Chief ombudsman Caroline Wayman has written in the organisation's publication, Ombudsman News, that the evolution of criminals' methods – in particular, their sophisticated use of technology – means it's an increasingly difficult case for banks to avoid refunding fraud victims by claiming they have been "grossly negligent."

She says that the Financial Ombudsman Service (FOS) will expect to see clear evidence that banks have investigated thoroughly – and have thought what more might have been done to protect their customers and their money – if it is asked to adjudicate on a dispute.

The warning comes as a new code of conduct to tackle a surge in so-called 'transfer scams' comes into force next month.

See our guide to the Financial Ombudsman for more details on the services it offers.

What are my rights if I've lost cash to scammers?

The financial regulator, the Financial Conduct Authority (FCA), says money can only be legally taken from your account if you have authorised the transaction – if you did not authorise a particular payment, you can claim a refund from your bank.

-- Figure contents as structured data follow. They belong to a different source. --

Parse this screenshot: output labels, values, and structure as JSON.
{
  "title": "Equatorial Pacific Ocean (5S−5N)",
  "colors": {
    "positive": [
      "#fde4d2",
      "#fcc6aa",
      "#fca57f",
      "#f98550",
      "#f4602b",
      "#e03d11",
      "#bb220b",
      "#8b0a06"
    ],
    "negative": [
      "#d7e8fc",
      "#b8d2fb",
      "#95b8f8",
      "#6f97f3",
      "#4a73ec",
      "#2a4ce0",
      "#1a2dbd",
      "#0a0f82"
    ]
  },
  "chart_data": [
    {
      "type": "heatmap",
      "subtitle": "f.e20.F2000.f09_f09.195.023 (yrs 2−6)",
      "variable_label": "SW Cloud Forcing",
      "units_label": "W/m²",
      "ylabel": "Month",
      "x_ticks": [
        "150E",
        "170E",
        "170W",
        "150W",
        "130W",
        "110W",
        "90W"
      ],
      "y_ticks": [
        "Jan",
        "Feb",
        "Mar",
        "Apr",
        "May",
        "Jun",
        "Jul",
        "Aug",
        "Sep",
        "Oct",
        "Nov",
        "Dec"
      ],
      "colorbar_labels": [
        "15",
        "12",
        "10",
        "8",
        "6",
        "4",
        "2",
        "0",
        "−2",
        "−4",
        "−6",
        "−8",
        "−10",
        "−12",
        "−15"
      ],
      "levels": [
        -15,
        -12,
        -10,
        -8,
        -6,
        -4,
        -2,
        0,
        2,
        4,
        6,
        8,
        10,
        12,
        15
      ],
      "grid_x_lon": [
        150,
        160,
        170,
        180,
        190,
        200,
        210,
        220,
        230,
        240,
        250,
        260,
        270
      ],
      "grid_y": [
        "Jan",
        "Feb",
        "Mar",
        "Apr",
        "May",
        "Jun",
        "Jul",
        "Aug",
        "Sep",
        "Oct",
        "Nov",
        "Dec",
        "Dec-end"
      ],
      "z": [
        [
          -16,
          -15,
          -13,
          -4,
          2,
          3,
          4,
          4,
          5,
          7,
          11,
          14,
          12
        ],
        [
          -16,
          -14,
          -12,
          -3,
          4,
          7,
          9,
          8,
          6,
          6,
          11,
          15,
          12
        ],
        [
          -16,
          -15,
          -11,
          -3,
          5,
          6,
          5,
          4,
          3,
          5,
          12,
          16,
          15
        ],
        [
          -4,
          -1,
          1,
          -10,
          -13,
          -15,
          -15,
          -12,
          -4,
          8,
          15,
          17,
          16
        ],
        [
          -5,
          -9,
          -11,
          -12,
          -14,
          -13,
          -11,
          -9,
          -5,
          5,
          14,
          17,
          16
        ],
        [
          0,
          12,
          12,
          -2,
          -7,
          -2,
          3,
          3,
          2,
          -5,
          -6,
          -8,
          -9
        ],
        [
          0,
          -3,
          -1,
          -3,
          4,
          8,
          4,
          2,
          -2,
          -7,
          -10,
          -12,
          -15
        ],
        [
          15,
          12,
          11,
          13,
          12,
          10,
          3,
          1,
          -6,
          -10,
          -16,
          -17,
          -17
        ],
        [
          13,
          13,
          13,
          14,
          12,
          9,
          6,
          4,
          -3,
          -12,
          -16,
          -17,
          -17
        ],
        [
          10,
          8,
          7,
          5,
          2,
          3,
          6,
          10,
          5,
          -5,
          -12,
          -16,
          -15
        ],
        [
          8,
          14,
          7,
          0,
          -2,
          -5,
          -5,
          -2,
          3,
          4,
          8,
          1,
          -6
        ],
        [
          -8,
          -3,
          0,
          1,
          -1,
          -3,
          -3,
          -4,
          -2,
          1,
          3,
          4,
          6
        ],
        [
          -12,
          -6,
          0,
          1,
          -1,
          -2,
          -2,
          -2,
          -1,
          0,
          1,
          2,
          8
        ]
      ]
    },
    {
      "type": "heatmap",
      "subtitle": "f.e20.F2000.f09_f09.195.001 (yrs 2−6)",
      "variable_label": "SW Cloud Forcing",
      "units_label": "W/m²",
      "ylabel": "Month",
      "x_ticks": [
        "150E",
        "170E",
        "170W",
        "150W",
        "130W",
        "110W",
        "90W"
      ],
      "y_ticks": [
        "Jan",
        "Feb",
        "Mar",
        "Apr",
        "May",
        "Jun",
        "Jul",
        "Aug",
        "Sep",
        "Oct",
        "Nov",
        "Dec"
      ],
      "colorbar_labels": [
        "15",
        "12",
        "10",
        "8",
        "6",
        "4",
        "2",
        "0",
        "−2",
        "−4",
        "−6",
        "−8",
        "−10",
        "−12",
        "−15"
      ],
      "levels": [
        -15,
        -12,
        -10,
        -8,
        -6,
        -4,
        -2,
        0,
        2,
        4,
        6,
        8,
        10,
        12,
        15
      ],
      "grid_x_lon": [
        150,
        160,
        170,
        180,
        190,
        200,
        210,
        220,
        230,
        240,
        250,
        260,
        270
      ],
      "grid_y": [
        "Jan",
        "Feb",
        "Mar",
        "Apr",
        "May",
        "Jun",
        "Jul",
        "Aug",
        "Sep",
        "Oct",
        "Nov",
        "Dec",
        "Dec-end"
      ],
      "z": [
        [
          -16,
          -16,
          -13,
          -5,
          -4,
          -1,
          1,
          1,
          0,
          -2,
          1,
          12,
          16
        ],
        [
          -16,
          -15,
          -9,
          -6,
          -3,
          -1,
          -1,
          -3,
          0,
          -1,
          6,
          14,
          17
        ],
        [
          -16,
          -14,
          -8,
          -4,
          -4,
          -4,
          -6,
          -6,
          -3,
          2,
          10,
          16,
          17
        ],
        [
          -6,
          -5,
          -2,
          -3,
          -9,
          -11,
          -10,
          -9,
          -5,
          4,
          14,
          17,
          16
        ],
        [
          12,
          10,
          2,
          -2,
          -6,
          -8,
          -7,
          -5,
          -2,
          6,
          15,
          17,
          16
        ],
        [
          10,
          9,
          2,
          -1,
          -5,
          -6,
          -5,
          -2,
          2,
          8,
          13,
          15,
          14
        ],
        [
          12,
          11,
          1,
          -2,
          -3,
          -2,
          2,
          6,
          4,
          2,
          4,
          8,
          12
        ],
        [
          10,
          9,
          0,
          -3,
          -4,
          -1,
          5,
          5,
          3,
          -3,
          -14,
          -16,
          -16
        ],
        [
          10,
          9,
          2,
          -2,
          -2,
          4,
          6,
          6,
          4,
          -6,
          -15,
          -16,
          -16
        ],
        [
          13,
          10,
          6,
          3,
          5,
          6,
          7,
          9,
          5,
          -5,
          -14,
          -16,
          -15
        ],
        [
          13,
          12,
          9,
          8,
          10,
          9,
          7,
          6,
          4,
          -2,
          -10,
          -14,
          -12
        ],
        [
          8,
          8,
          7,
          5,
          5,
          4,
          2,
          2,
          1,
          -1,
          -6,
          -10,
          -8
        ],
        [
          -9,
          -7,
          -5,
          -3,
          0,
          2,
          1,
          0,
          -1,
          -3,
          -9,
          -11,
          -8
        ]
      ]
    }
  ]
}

When your bank refunds an unauthorised payment it must also refund any charges and interest you have paid because of the unauthorised transaction.

Your bank can generally only refuse a refund for an unauthorised payment if:

  • It can prove you authorised the transaction – though your bank cannot simply say that use of your password, card or PIN conclusively proves you authorised a payment.
  • It can prove you are at fault – because you acted fraudulently or because you deliberately, or with "gross negligence", failed to protect the details of your card, PIN or password in a way that allowed the transaction.
  • You told your bank about an unauthorised payment 13 months or more after – the date it left your account, so make sure you contact the bank as soon as possible.

What does the Ombudsman say?

FOS chief executive Caroline Wayman said: "Each year we see more than 8,000 cases involving fraud and scams – everything from disputed cash withdrawals and identity theft, through to mobile phone Sim-swaps and fake banking websites. And where criminals are involved, both banks and their customers often tell us in strong terms that they haven't done anything wrong.

"But it's not fair to automatically call a customer grossly negligent simply because they've fallen for a scam. That's especially true in light of the sophisticated way criminals exploit banks' security systems – and convince customers that their money is at risk.

"We often remind banks that they need to support what they're saying with facts. And if they can't do that, it's likely we'll tell them to cover the money their customer has lost."

What do the banks say?

A spokesperson for UK Finance, which represents the banks, said: "Banks and building societies take the threat of fraud extremely serious and invest millions in advanced fraud prevention systems to protect customers, stopping £2 out of every £3 of attempted fraud last year. But we know there is more to be done.

"Banks will always make every effort to help a customer recover any stolen funds and the industry has introduced new standards on how banks respond to scam victims.

"At the same time our Take Five to Stop Fraud campaign is giving people the knowledge they need to stay safe and we are working with the Joint Fraud Taskforce to deter and disrupt the criminals responsible for these scams."